Les normes comptables internationales, IFRS, font l’objet de critiques importantes en ce moment sur la place parisienne, en particulier de la part du président de l’Autorité des normes comptables (ANC), comme en témoigne l’abondance d’articles de presse publiés sur ce sujet (dont une interview importante dans la revue Échanges de décembre 2012. Dans ce contexte singulier et, de mon point de vue, largement propre à notre pays, je souhaite revenir sur quelques-unes des critiques récurrentes. Un dirigeant d’entreprise cotée, un administrateur, qui rendent compte en suivant le référentiel IFRS, s’interrogent de façon légitime sur ce qui se passe en France dans le domaine comptable et peuvent trouver utile de recevoir l’éclairage de quelqu’un  qui participe directement à l’établissement des IFRS.

Certaines critiques émanent de la profession bancaire, d’autres de professionnels de la comptabilité. Dans bien des cas, leurs affirmations, révèlent soit une inexcusable méconnaissance de la réalité des normes IFRS, soit une volonté délibérée de désinformer le public.
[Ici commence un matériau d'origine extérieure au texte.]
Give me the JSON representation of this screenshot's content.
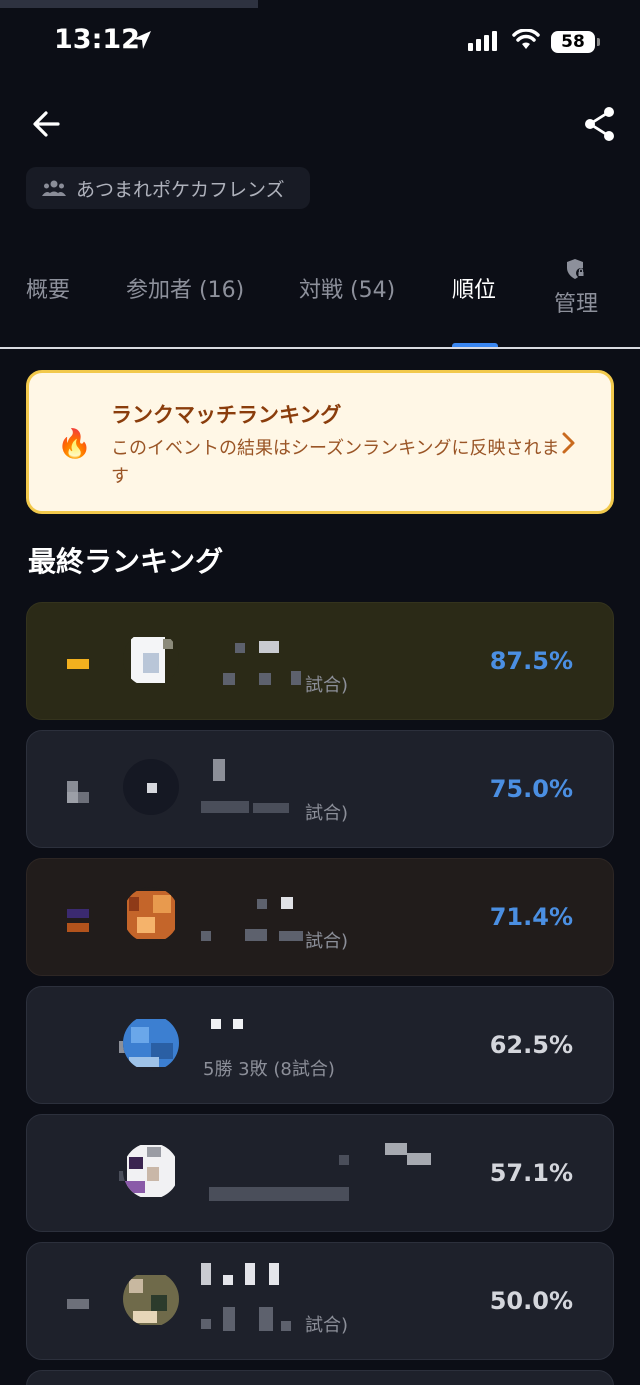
{
  "status_bar": {
    "time": "13:12",
    "battery": "58"
  },
  "header": {
    "group_name": "あつまれポケカフレンズ"
  },
  "tabs": [
    {
      "label": "概要"
    },
    {
      "label": "参加者 (16)"
    },
    {
      "label": "対戦 (54)"
    },
    {
      "label": "順位",
      "active": true
    },
    {
      "label": "管理"
    }
  ],
  "banner": {
    "title": "ランクマッチランキング",
    "description": "このイベントの結果はシーズンランキングに反映されます",
    "icon": "fire-icon"
  },
  "section_title": "最終ランキング",
  "rankings": [
    {
      "record": "試合)",
      "percent": "87.5%"
    },
    {
      "record": "試合)",
      "percent": "75.0%"
    },
    {
      "record": "試合)",
      "percent": "71.4%"
    },
    {
      "record": "5勝 3敗 (8試合)",
      "percent": "62.5%"
    },
    {
      "record": "",
      "percent": "57.1%"
    },
    {
      "record": "試合)",
      "percent": "50.0%"
    }
  ],
  "colors": {
    "accent": "#3a86f0",
    "percent_blue": "#4b8fe2",
    "banner_bg": "#fff7e6",
    "banner_border": "#f2c94c",
    "banner_title": "#8a3d0c"
  }
}
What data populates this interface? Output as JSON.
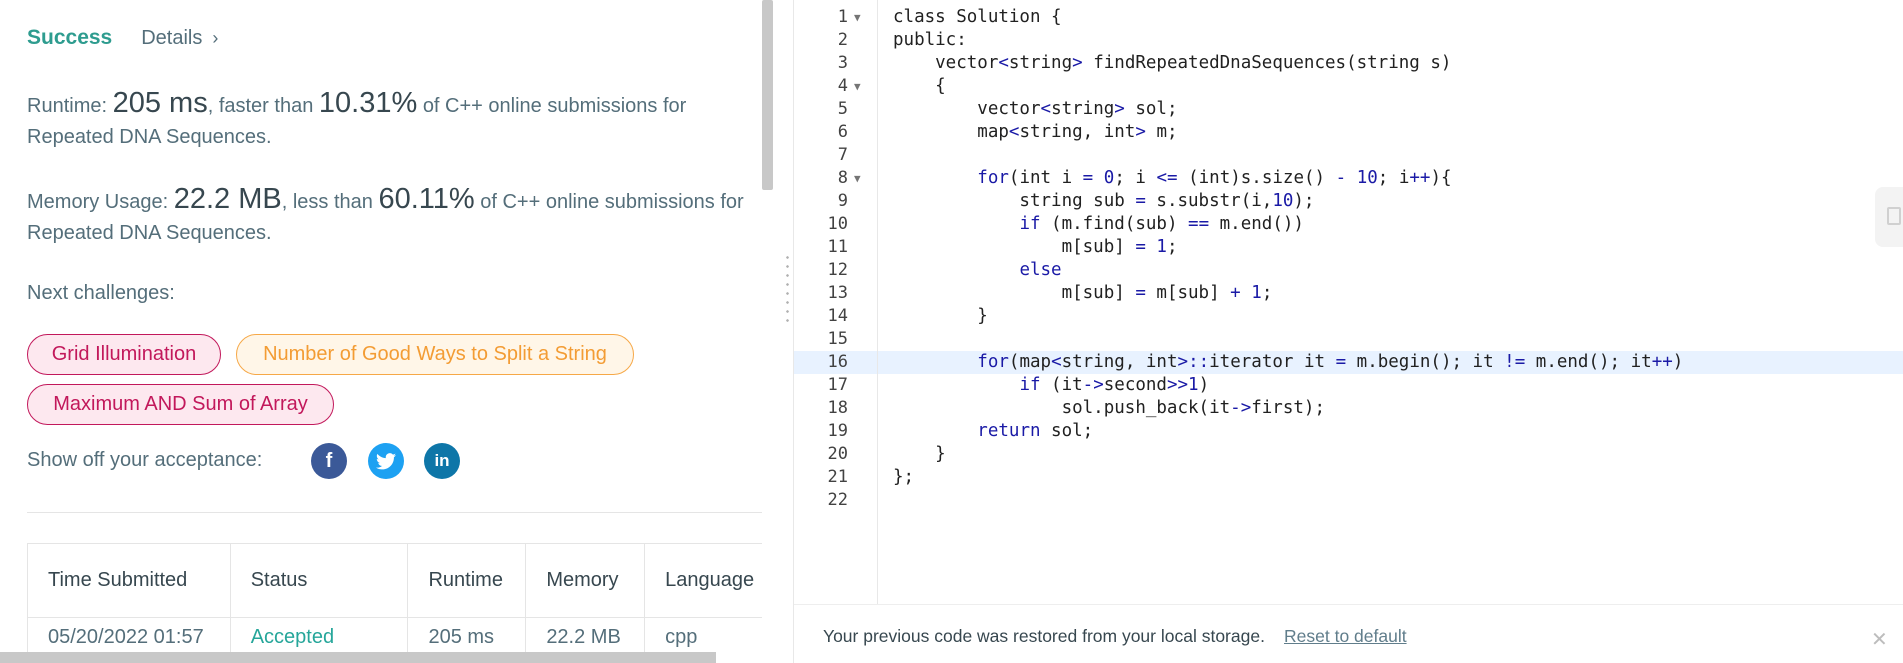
{
  "result": {
    "status": "Success",
    "details_label": "Details",
    "details_chevron": "›"
  },
  "runtime": {
    "label": "Runtime:",
    "value": "205 ms",
    "comparison_text": ", faster than",
    "percent": "10.31%",
    "suffix": "of C++ online submissions for",
    "problem": "Repeated DNA Sequences."
  },
  "memory": {
    "label": "Memory Usage:",
    "value": "22.2 MB",
    "comparison_text": ", less than",
    "percent": "60.11%",
    "suffix": "of C++ online submissions for",
    "problem": "Repeated DNA Sequences."
  },
  "next_challenges": {
    "label": "Next challenges:",
    "items": [
      {
        "label": "Grid Illumination",
        "difficulty": "hard"
      },
      {
        "label": "Number of Good Ways to Split a String",
        "difficulty": "medium"
      },
      {
        "label": "Maximum AND Sum of Array",
        "difficulty": "hard"
      }
    ]
  },
  "share": {
    "label": "Show off your acceptance:",
    "icons": [
      "facebook-icon",
      "twitter-icon",
      "linkedin-icon"
    ],
    "glyphs": {
      "facebook": "f",
      "twitter": "🐦",
      "linkedin": "in"
    }
  },
  "submissions_table": {
    "headers": [
      "Time Submitted",
      "Status",
      "Runtime",
      "Memory",
      "Language"
    ],
    "rows": [
      [
        "05/20/2022 01:57",
        "Accepted",
        "205 ms",
        "22.2 MB",
        "cpp"
      ]
    ]
  },
  "editor": {
    "lines": [
      "class Solution {",
      "public:",
      "    vector<string> findRepeatedDnaSequences(string s)",
      "    {",
      "        vector<string> sol;",
      "        map<string, int> m;",
      "",
      "        for(int i = 0; i <= (int)s.size() - 10; i++){",
      "            string sub = s.substr(i,10);",
      "            if (m.find(sub) == m.end())",
      "                m[sub] = 1;",
      "            else",
      "                m[sub] = m[sub] + 1;",
      "        }",
      "",
      "        for(map<string, int>::iterator it = m.begin(); it != m.end(); it++)",
      "            if (it->second>>1)",
      "                sol.push_back(it->first);",
      "        return sol;",
      "    }",
      "};",
      ""
    ],
    "fold_lines": [
      1,
      4,
      8
    ],
    "active_line": 16
  },
  "footer": {
    "message": "Your previous code was restored from your local storage.",
    "reset_label": "Reset to default",
    "close_glyph": "✕"
  },
  "colors": {
    "success": "#2e9c8f",
    "hard": "#c2185b",
    "medium": "#f39c34",
    "keyword": "#1a1aa6",
    "active_line_bg": "#e8f2ff"
  }
}
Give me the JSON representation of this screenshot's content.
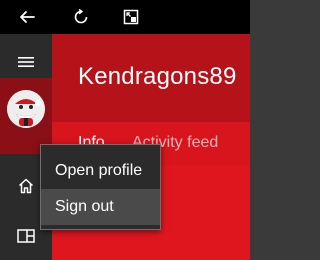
{
  "titlebar": {
    "back_icon": "back-arrow-icon",
    "refresh_icon": "refresh-icon",
    "overlay_icon": "compact-overlay-icon"
  },
  "rail": {
    "menu_icon": "hamburger-icon",
    "home_icon": "home-icon",
    "panel_icon": "panel-layout-icon",
    "avatar_icon": "santa-avatar-icon"
  },
  "profile": {
    "username": "Kendragons89"
  },
  "tabs": [
    {
      "label": "Info",
      "selected": true
    },
    {
      "label": "Activity feed",
      "selected": false
    }
  ],
  "context_menu": {
    "items": [
      {
        "label": "Open profile"
      },
      {
        "label": "Sign out"
      }
    ]
  },
  "colors": {
    "accent": "#e0161f",
    "header": "#b5121a",
    "rail": "#2b2b2b",
    "titlebar": "#000000"
  }
}
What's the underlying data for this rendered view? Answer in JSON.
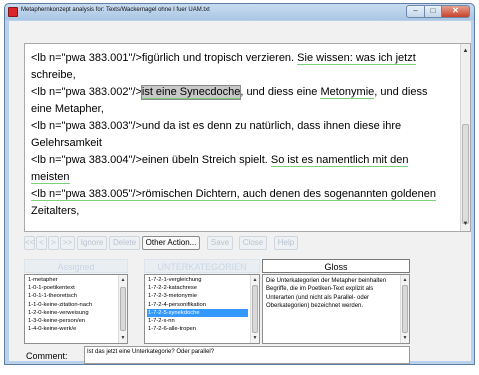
{
  "window": {
    "title": "Metaphernkonzept analysis for: Texts/Wackernagel ohne I fuer UAM.txt",
    "close_glyph": "✕",
    "maximize_glyph": "□",
    "minimize_glyph": "–"
  },
  "text_pane": {
    "lines": [
      {
        "pre": "<lb n=\"pwa 383.001\"/>figürlich und tropisch verzieren. ",
        "ul1": "Sie wissen: was ich jetzt",
        "post": "",
        "ul2": "",
        "tail": ""
      },
      {
        "pre": "schreibe,",
        "ul1": "",
        "post": "",
        "ul2": "",
        "tail": ""
      },
      {
        "pre": "<lb n=\"pwa 383.002\"/>",
        "hl": "ist eine Synecdoche",
        "mid": ", und diess eine ",
        "ul1": "Metonymie",
        "post": ", und diess"
      },
      {
        "pre": "eine Metapher,",
        "ul1": "",
        "post": ""
      },
      {
        "pre": "<lb n=\"pwa 383.003\"/>und da ist es denn zu natürlich, dass ihnen diese ihre",
        "ul1": "",
        "post": ""
      },
      {
        "pre": "Gelehrsamkeit",
        "ul1": "",
        "post": ""
      },
      {
        "pre": "<lb n=\"pwa 383.004\"/>einen übeln Streich spielt. ",
        "ul1": "So ist es namentlich mit den",
        "post": ""
      },
      {
        "pre": "",
        "ul1": "meisten",
        "post": ""
      },
      {
        "pre": "<lb n=\"pwa 383.005\"/>römischen Dichtern, auch denen des sogenannten goldenen",
        "ul1": "",
        "post": ""
      },
      {
        "pre": "Zeitalters,",
        "ul1": "",
        "post": ""
      }
    ],
    "scroll_up": "▲",
    "scroll_down": "▼"
  },
  "toolbar": {
    "buttons": [
      "<<",
      "<",
      ">",
      ">>",
      "Ignore",
      "Delete",
      "Other Action...",
      "Save",
      "Close",
      "Help"
    ],
    "active_index": 6
  },
  "assigned": {
    "header": "Assigned",
    "items": [
      "1-metapher",
      "1-0-1-poetikentext",
      "1-0-1-1-theoretisch",
      "1-1-0-keine-zitation-nach",
      "1-2-0-keine-verweisung",
      "1-3-0-keine-person/en",
      "1-4-0-keine-werk/e"
    ]
  },
  "unterkategorien": {
    "header": "UNTERKATEGORIEN",
    "items": [
      "1-7-2-1-vergleichung",
      "1-7-2-2-katachrese",
      "1-7-2-3-metonymie",
      "1-7-2-4-personifikation",
      "1-7-2-5-synekdoche",
      "1-7-2-x-nn",
      "1-7-2-6-alle-tropen"
    ],
    "selected_index": 4
  },
  "gloss": {
    "header": "Gloss",
    "text": "Die Unterkategorien der Metapher beinhalten Begriffe, die im Poetiken-Text explizit als Unterarten (und nicht als Parallel- oder Oberkategorien) bezeichnet werden."
  },
  "comment": {
    "label": "Comment:",
    "value": "Ist das jetzt eine Unterkategorie? Oder parallel?"
  },
  "colors": {
    "window_frame": "#b9d1ea",
    "client_bg": "#f1f1f1",
    "selection": "#3399ff",
    "underline": "#7bd17b",
    "close_button": "#c7412b"
  }
}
Le G20 continue à insister auprès de l’IASB pour qu’il travaille activement à créer une seule norme comptable mondiale de qualité, et la Commission européenne s’est vu confirmer par les ministres, lors du sommet ECOFIN du 13 Novembre 2012, qu’il n’était pas question de revenir sur la décision d’adopter les IFRS, prise en 2002. Dès lors, l’incohérence de certaines prises de position avec ces objectifs adoptés au plus haut niveau, y compris par la République française, pose un sérieux problème et affecte la crédibilité de notre pays dans les enceintes internationales, notamment celles où se déroule le travail de normalisation. Les normes IFRS, une fois adoptées par Bruxelles, sont juridiquement des règlements européens et constituent pour les sociétés cotées françaises, la loi de la République ; l’application de celle-ci est vérifiée par leurs commissaires aux comptes, sous le contrôle de l’AMF. L’émetteur soucieux de légalité ne peut donc qu’être troublé par une hostilité quasiment de principe affichée par ces commentateurs.

Le lecteur trouvera  en référence internet une note qui répond aux dix critiques qui me semblent être le plus souvent formulées en France. J’ai délibérément limité son champ aux questions techniques, sans méconnaitre que des questions importantes existent sur les voies et moyens à suivre pour atteindre les objectifs assignés à l’IASB et à son homologue américain le FASB,  lors du sommet du G20 de Washington en 2008, et qui sont toujours d’actualité. Le lecteur trouvera également sur le site web de la Fondation IFRS un document, mis à jour régulièrement, qui expose par le détail les actions entreprises par l’IASB en réponse au rapport du G20. Dans une large mesure, les compléments et amendements apportés aux IFRS depuis 2009 répondent au plan de route fixé par le G20. Mais le monde change constamment. De nouveaux problèmes économiques apparaissent périodiquement, qui imposent de revoir les normes. Aucun référentiel comptable ne peut jamais être considéré comme parfait et « achevé ». Il en va de même des IFRS. Certains chantiers importants ne sont pas encore achevés, notamment parce qu’il est compliqué d’assurer à la fois la convergence avec les normes américaines et la prise en compte des besoins des différentes économies de la planète, auxquelles s’adressent des normes internationales. Je ne nierai donc pas que certains problèmes doivent encore être réglés, que les IFRS sont encore perfectibles. Mais la stabilité absolue du référentiel, réclamée par certains, est un rêve impossible. Je sais aussi que certains projets de normes en cours de discussion ne sont pas populaires. Un processus complet et transparent de consultation par l’IASB d’abord, par l’EFRAG ensuite, permettra d’aboutir à des solutions assurant un bon équilibre entre les coûts de mise en œuvre et les avantages au plan de la transparence financière. En dernier ressort, la Commission européenne consultera les Etats Membres et décidera (ou non) de leur adoption.

Regardons avec réalisme ce qui existe aujourd’hui, et mesurons le chemin parcouru en dix ans. Plus de 100 juridictions requièrent ou autorisent l’application du référentiel IFRS pour la communication financière. Les deux tiers des pays du G20 l’ont adopté. Ceux qui ne l’ont pas encore adopté (USA, Japon, Inde…) permettent aux émetteurs étrangers d’y recourir pour accéder à leur marché financier national. Le Japon et l’Inde permettent à leurs sociétés cotées de communiquer en IFRS. Environ la moitié des sociétés de la liste des Global 500 du magazine Fortune communiquent en IFRS, et ce nombre augmente chaque année.

Il me faut naturellement préciser que les vues exprimées ici n’engagent que moi, et ne sauraient être considérées comme une prise de position officielle de l’IASB ou de son personnel.